Security teams are so inundated with managing vulnerabilities that it’s no longer possible to patch everything. In the era of the skills gap, understaffed security teams really have to prioritize the patches that make sense for their organization.
In that spirit, Rezilion posted a June 8 blog that detailed the top six or seven vulnerabilities of the first half of 2023. What came out of the research was that it’s difficult to pinpoint which vulnerability to focus on first — much depends on the type of business, technology organization, and what the staff uses the applications for. But as a general rule, Rezilion said security teams should focus on the recent Apache Superset, Papercut, MOVEit, and ChatGPT vulnerabilities.
Yotam Perkal, director of vulnerability research at Rezillion, explained that along with ongoing staffing issues, security teams must prioritize which patches to focus on because of the more than 20,000 vulnerabilities reported each year; under 5% are actually exploited in the wild.
“And sometimes vulnerabilities get a lot of attention at first and a really high severity score, but then people recognize later they are not as severe,” Perkal said. “Security teams need to look at processes and sources of information that will help them better prioritize and gain context about the vulnerability.”
Here are the vulnerabilities Rezilion identified:
- JsonWebToken (CVE-2022-23529).
- ChatGPT (CVE-2023-28858).
- Apache Superset (CVE-2023-27524).
- PaperCut NG/MF (CVE-2023-27350).
- Fortinet FortiOS (CVE-2022-41328).
- Adobe ColdFusion (CVE-2023-26360).
- MOVEit vulnerability (CVE-2023-34362).
Perkal said one good example of a vulnerability that was not as severe as initially believed was the JsonWebToken vulnerability, which was first rated with a high CVSS score of 9.8. However, after a detailed examination by security researchers, the severity of this vulnerability was reassessed and ultimately retracted. Perkal said this underscores the importance of rigorous analysis and robust community feedback to ensure accurate assessments and mitigations.
In terms of the vulnerability that was most widespread across many organizations, Perkal said security teams should look to patch the PaperCut vulnerability because just about every type of organizations manages print servers.
Set up proper security controls for ChatGPT
While the ChatGPT vulnerability only had a CVSS score of 3.7, Perkal said security teams should also focus on that one because organizations are only just beginning with ChatGPT and most have not set up proper security controls.

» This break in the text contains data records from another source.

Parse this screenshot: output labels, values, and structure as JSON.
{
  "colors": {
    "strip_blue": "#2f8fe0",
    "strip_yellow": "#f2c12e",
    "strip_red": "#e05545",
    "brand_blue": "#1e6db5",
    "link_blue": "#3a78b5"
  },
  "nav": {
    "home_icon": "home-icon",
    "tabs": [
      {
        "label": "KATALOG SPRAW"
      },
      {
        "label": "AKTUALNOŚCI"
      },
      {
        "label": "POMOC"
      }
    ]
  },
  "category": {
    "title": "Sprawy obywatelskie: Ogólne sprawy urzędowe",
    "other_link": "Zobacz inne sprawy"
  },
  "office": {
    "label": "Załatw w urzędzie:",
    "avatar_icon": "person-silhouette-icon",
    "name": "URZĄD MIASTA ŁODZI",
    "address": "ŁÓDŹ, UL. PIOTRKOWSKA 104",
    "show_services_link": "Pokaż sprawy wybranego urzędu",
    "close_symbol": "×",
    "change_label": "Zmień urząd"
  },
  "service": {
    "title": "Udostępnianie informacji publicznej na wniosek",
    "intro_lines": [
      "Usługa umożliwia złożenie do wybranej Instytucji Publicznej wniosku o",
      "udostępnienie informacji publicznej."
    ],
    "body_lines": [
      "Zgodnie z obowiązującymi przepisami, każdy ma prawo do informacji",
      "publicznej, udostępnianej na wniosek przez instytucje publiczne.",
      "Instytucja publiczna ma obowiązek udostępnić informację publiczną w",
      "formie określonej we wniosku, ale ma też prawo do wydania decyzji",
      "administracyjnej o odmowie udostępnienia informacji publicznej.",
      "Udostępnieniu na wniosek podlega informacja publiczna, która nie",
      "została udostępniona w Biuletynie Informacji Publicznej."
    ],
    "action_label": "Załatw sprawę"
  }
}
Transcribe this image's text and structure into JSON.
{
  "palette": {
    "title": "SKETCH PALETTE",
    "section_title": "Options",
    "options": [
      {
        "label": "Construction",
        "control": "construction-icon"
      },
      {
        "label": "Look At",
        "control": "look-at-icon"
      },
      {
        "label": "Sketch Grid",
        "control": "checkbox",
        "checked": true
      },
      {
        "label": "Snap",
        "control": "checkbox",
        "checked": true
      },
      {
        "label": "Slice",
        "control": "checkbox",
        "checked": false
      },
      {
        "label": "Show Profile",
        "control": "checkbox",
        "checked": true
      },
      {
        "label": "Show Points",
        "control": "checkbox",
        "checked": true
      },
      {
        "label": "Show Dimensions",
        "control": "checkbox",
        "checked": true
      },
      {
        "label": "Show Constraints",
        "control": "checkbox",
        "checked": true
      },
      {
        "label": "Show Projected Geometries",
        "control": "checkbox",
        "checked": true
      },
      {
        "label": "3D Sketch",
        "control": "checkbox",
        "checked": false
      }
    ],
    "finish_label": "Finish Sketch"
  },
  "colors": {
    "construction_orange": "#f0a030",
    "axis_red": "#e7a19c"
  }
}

Perkal said that with ChatGPT, security teams have to focus on the controls and processes they are setting up around this new technology.
“People don’t want to miss the train and they are rushing to integrate it into their organizations,” Perkal said. “But it’s new, and not yet mature, especially the ecosystem around it, all the open source apps based on it, and plug-ins around it are really new. So people need to be mindful of that and don’t rush to integrate into your software development lifecycle. They need to double-check before they trust such applications."
It’s always challenging to come up with a list of the "most significant" vulnerabilities, said Mike Parkin, senior technical engineer at Vulcan Cyber. Parkin said researchers don't always agree on how these bugs should get rated outside the designated CVSS scores, which adds to the difficulty. For example, how do we weigh the relative severity of the exploit versus the number of targets? Is a massive breach against a handful of targets more significant than a minor inconvenience that effects tens of thousands?
“With this particular list, the question of ‘whether you should focus on it’ depends entirely on whether you're a potential target,” said Parkin. “For example, if you use one of the vulnerable Fortinet devices, you need to patch yesterday. But if you don't have any of that kit in your environment, the advisory is irrelevant. The bottom line is that if a CVE applies in your environment, you need to address it. And, if the CVE has exploits in the wild, you need to address it now.”
Callie Guenther, cyber threat research senior manager at Critical Start, said although the CVSS score for the ChatGPT vulnerability was relatively low, it gained attention because of the increasing reliance on AI services across industries.
“Security teams should give it attention, as even low-severity vulnerabilities in critical services can have significant consequences,” Guenther said. “Mitigating this vulnerability should involve ensuring that the ChatGPT service is properly secured and following best practices for securing AI systems.”
Guenther also said security teams should focus on addressing the Apache Superset vulnerability promptly because Apache Superset is widely used for data visualization and analytics. The Apache Superset vulnerability — caused by the default SECRET_KEY configuration — highlights the importance of using unique, secure keys for safe application access.
“Patching the vulnerability or reconfiguring the SECRET_KEY should be a priority,” said Guenther.